Visit the historic Fremont Powerhouse

Published 12:00 am Thursday, July 19, 2001

By JAYSON JACOBY

Of the Baker City Herald

When the Fremont Powerhouse produced its first kilowatt of electricity 93 years ago, the terms price caps and rolling blackouts would have sounded as foreign to Oregonians as Swahili.

Generating watts was simpler then.

Find a lake or creek. Divert water into a pipe. Connect the pipe to a wheel. Add a generator.

Thats the formula the Fremont used.

The water came from Olive Lake, several miles to the west.

The Fremont was built to power the Red Boy Mine. Eastern Oregon Power and Light acquired the powerhouse in 1911, and operated it until 1940. California-Pacific Utilities Co. then ran the Fremont until October 1967, when it was shut down.

The buildings roof collapsed in 1993, when it could no longer bear the weight of a heavy layer of rain-saturated snow.

Thats when Joe Batty became involved.

Batty and his wife, Sharon, had worked at the powerhouse from 1968 to 1981. Although the powerhouse wasnt generating electricity, it remained a tourist attraction, drawing as many as 5,000 visitors one summer.

Batty, a Korean War veteran and longtime Oregon National Guardsman, secured a National Guard crew.
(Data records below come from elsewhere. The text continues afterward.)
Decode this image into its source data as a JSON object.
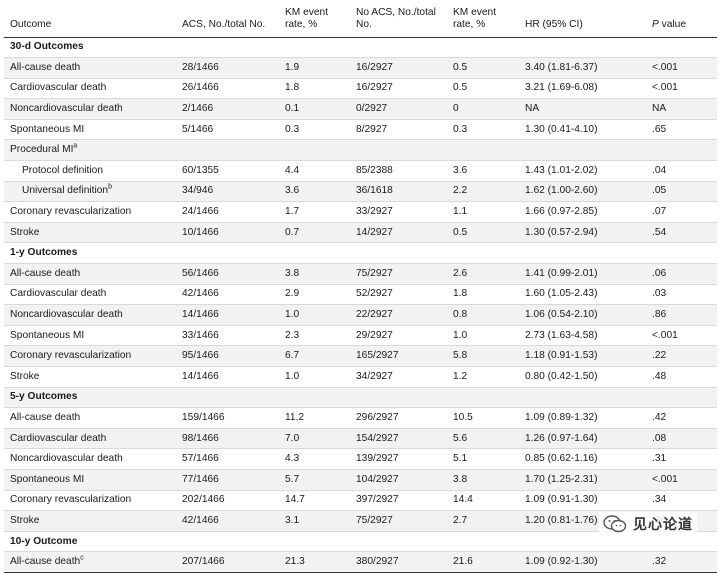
{
  "headers": {
    "outcome": "Outcome",
    "acs": "ACS, No./total No.",
    "km1": "KM event rate, %",
    "noacs": "No ACS, No./total No.",
    "km2": "KM event rate, %",
    "hr": "HR (95% CI)",
    "p_italic": "P",
    "p_rest": " value"
  },
  "rows": [
    {
      "kind": "section",
      "label": "30-d Outcomes"
    },
    {
      "kind": "data",
      "label": "All-cause death",
      "acs": "28/1466",
      "km1": "1.9",
      "noacs": "16/2927",
      "km2": "0.5",
      "hr": "3.40 (1.81-6.37)",
      "p": "<.001"
    },
    {
      "kind": "data",
      "label": "Cardiovascular death",
      "acs": "26/1466",
      "km1": "1.8",
      "noacs": "16/2927",
      "km2": "0.5",
      "hr": "3.21 (1.69-6.08)",
      "p": "<.001"
    },
    {
      "kind": "data",
      "label": "Noncardiovascular death",
      "acs": "2/1466",
      "km1": "0.1",
      "noacs": "0/2927",
      "km2": "0",
      "hr": "NA",
      "p": "NA"
    },
    {
      "kind": "data",
      "label": "Spontaneous MI",
      "acs": "5/1466",
      "km1": "0.3",
      "noacs": "8/2927",
      "km2": "0.3",
      "hr": "1.30 (0.41-4.10)",
      "p": ".65"
    },
    {
      "kind": "data",
      "label": "Procedural MI",
      "sup": "a",
      "acs": "",
      "km1": "",
      "noacs": "",
      "km2": "",
      "hr": "",
      "p": ""
    },
    {
      "kind": "sub",
      "label": "Protocol definition",
      "acs": "60/1355",
      "km1": "4.4",
      "noacs": "85/2388",
      "km2": "3.6",
      "hr": "1.43 (1.01-2.02)",
      "p": ".04"
    },
    {
      "kind": "sub",
      "label": "Universal definition",
      "sup": "b",
      "acs": "34/946",
      "km1": "3.6",
      "noacs": "36/1618",
      "km2": "2.2",
      "hr": "1.62 (1.00-2.60)",
      "p": ".05"
    },
    {
      "kind": "data",
      "label": "Coronary revascularization",
      "acs": "24/1466",
      "km1": "1.7",
      "noacs": "33/2927",
      "km2": "1.1",
      "hr": "1.66 (0.97-2.85)",
      "p": ".07"
    },
    {
      "kind": "data",
      "label": "Stroke",
      "acs": "10/1466",
      "km1": "0.7",
      "noacs": "14/2927",
      "km2": "0.5",
      "hr": "1.30 (0.57-2.94)",
      "p": ".54"
    },
    {
      "kind": "section",
      "label": "1-y Outcomes"
    },
    {
      "kind": "data",
      "label": "All-cause death",
      "acs": "56/1466",
      "km1": "3.8",
      "noacs": "75/2927",
      "km2": "2.6",
      "hr": "1.41 (0.99-2.01)",
      "p": ".06"
    },
    {
      "kind": "data",
      "label": "Cardiovascular death",
      "acs": "42/1466",
      "km1": "2.9",
      "noacs": "52/2927",
      "km2": "1.8",
      "hr": "1.60 (1.05-2.43)",
      "p": ".03"
    },
    {
      "kind": "data",
      "label": "Noncardiovascular death",
      "acs": "14/1466",
      "km1": "1.0",
      "noacs": "22/2927",
      "km2": "0.8",
      "hr": "1.06 (0.54-2.10)",
      "p": ".86"
    },
    {
      "kind": "data",
      "label": "Spontaneous MI",
      "acs": "33/1466",
      "km1": "2.3",
      "noacs": "29/2927",
      "km2": "1.0",
      "hr": "2.73 (1.63-4.58)",
      "p": "<.001"
    },
    {
      "kind": "data",
      "label": "Coronary revascularization",
      "acs": "95/1466",
      "km1": "6.7",
      "noacs": "165/2927",
      "km2": "5.8",
      "hr": "1.18 (0.91-1.53)",
      "p": ".22"
    },
    {
      "kind": "data",
      "label": "Stroke",
      "acs": "14/1466",
      "km1": "1.0",
      "noacs": "34/2927",
      "km2": "1.2",
      "hr": "0.80 (0.42-1.50)",
      "p": ".48"
    },
    {
      "kind": "section",
      "label": "5-y Outcomes"
    },
    {
      "kind": "data",
      "label": "All-cause death",
      "acs": "159/1466",
      "km1": "11.2",
      "noacs": "296/2927",
      "km2": "10.5",
      "hr": "1.09 (0.89-1.32)",
      "p": ".42"
    },
    {
      "kind": "data",
      "label": "Cardiovascular death",
      "acs": "98/1466",
      "km1": "7.0",
      "noacs": "154/2927",
      "km2": "5.6",
      "hr": "1.26 (0.97-1.64)",
      "p": ".08"
    },
    {
      "kind": "data",
      "label": "Noncardiovascular death",
      "acs": "57/1466",
      "km1": "4.3",
      "noacs": "139/2927",
      "km2": "5.1",
      "hr": "0.85 (0.62-1.16)",
      "p": ".31"
    },
    {
      "kind": "data",
      "label": "Spontaneous MI",
      "acs": "77/1466",
      "km1": "5.7",
      "noacs": "104/2927",
      "km2": "3.8",
      "hr": "1.70 (1.25-2.31)",
      "p": "<.001"
    },
    {
      "kind": "data",
      "label": "Coronary revascularization",
      "acs": "202/1466",
      "km1": "14.7",
      "noacs": "397/2927",
      "km2": "14.4",
      "hr": "1.09 (0.91-1.30)",
      "p": ".34"
    },
    {
      "kind": "data",
      "label": "Stroke",
      "acs": "42/1466",
      "km1": "3.1",
      "noacs": "75/2927",
      "km2": "2.7",
      "hr": "1.20 (0.81-1.76)",
      "p": ".36"
    },
    {
      "kind": "section",
      "label": "10-y Outcome"
    },
    {
      "kind": "data",
      "label": "All-cause death",
      "sup": "c",
      "acs": "207/1466",
      "km1": "21.3",
      "noacs": "380/2927",
      "km2": "21.6",
      "hr": "1.09 (0.92-1.30)",
      "p": ".32"
    }
  ],
  "watermark": {
    "text": "见心论道",
    "icon": "wechat-logo-icon"
  }
}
During the summer of 1999 the crew rebuilt much of the 2,300-foot powerhouse.

The Fremont will be re-dedicated at 10 a.m. on Tuesday, July 24. The Oregon State Historic Preservation Office will bestow an award on the Umatilla National Forest, which owns the building.

To get to the Fremont, drive the Elkhorn National Scenic Byway to Granite, then take paved Road 10 five miles west. The last mile or so is graded gravel.